Presenting Author Wayne State University Detroit, Michigan, United States
Zhao Yang (Wayne State University)| Michael Petriello (Wayne State University)
Background: A critical role of FMO3 is to convert trimethylamine (TMA), a gut microbial metabolite, into trimethylamine-N-oxide (TMAO). As a metabolic product of FMO3, TMAO is a biomarker of cardiometabolic diseases, such as atherosclerosis, diabetes, and kidney disease. Although TMAO may itself be a causative mediator of inflammatory diseases, there is some evidence that FMO3 may roles in metabolic diseases irrespective of TMAO formation. We hypothesized that FMO3, a primarily microsomal protein, can impact on cardiometabolic disease through protein/protein interactions with other important mediators of disease risk.

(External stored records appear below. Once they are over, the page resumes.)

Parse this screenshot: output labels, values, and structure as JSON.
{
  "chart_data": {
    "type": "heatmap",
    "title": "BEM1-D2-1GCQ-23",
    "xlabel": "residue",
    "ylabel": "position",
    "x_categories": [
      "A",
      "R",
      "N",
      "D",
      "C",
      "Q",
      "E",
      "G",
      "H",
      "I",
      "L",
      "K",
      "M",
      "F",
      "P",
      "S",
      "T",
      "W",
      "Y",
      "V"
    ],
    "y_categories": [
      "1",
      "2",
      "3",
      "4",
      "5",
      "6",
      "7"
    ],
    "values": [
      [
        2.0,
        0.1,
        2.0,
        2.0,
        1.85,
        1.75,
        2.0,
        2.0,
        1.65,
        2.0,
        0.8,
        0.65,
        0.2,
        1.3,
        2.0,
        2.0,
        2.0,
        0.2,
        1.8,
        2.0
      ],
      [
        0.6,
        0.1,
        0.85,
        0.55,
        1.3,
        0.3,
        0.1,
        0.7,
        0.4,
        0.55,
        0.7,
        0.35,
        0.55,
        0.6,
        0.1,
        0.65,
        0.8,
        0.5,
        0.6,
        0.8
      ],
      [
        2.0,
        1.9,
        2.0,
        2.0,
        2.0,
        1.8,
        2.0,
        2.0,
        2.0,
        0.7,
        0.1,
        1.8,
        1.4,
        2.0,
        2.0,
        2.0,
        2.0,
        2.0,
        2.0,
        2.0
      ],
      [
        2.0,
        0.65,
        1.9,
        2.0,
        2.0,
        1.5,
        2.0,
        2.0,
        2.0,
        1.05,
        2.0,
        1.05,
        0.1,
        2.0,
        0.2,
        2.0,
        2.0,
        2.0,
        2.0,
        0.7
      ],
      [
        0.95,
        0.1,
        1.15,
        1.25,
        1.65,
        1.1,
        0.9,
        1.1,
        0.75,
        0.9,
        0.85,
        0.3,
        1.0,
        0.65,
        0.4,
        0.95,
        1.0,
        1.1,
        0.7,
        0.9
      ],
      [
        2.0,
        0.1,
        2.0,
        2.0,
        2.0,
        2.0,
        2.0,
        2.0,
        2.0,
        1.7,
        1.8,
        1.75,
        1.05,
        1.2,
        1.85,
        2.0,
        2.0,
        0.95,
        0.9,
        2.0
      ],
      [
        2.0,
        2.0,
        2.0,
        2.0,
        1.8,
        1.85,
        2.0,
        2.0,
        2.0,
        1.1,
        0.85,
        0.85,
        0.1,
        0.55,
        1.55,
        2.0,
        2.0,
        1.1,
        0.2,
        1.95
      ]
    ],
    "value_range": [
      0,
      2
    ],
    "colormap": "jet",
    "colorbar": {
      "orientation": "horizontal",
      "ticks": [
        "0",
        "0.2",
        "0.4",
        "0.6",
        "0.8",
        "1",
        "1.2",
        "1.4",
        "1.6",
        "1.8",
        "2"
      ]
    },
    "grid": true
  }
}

Aims: In our study, we aim to analyze protein-protein interaction partners of FMO3 by co-immunoprecipitation techniques coupled with untargeted proteomics to further understand a larger regulatory network impacted on by FMO3.
Methods: Using a Co-IP strategy we determined FMO3 protein interaction partners in the livers from male mice as well as in mice where FMO3 was induced by a chemical, polychlorinated biphenyl 126 (PCB126); Transcription of FMO3 can activated by the xenobiotic response transcription factor aryl hydrocarbon receptor (AhR) which PCB 126 is known to bind. Furthermore, we investigated mRNA and protein level changes by qPCR and western blot respectively of these interaction partners in vitro and in vivo through genetic manipulation to elucidate physiological and pathological implications of disruption of FMO3 interaction network.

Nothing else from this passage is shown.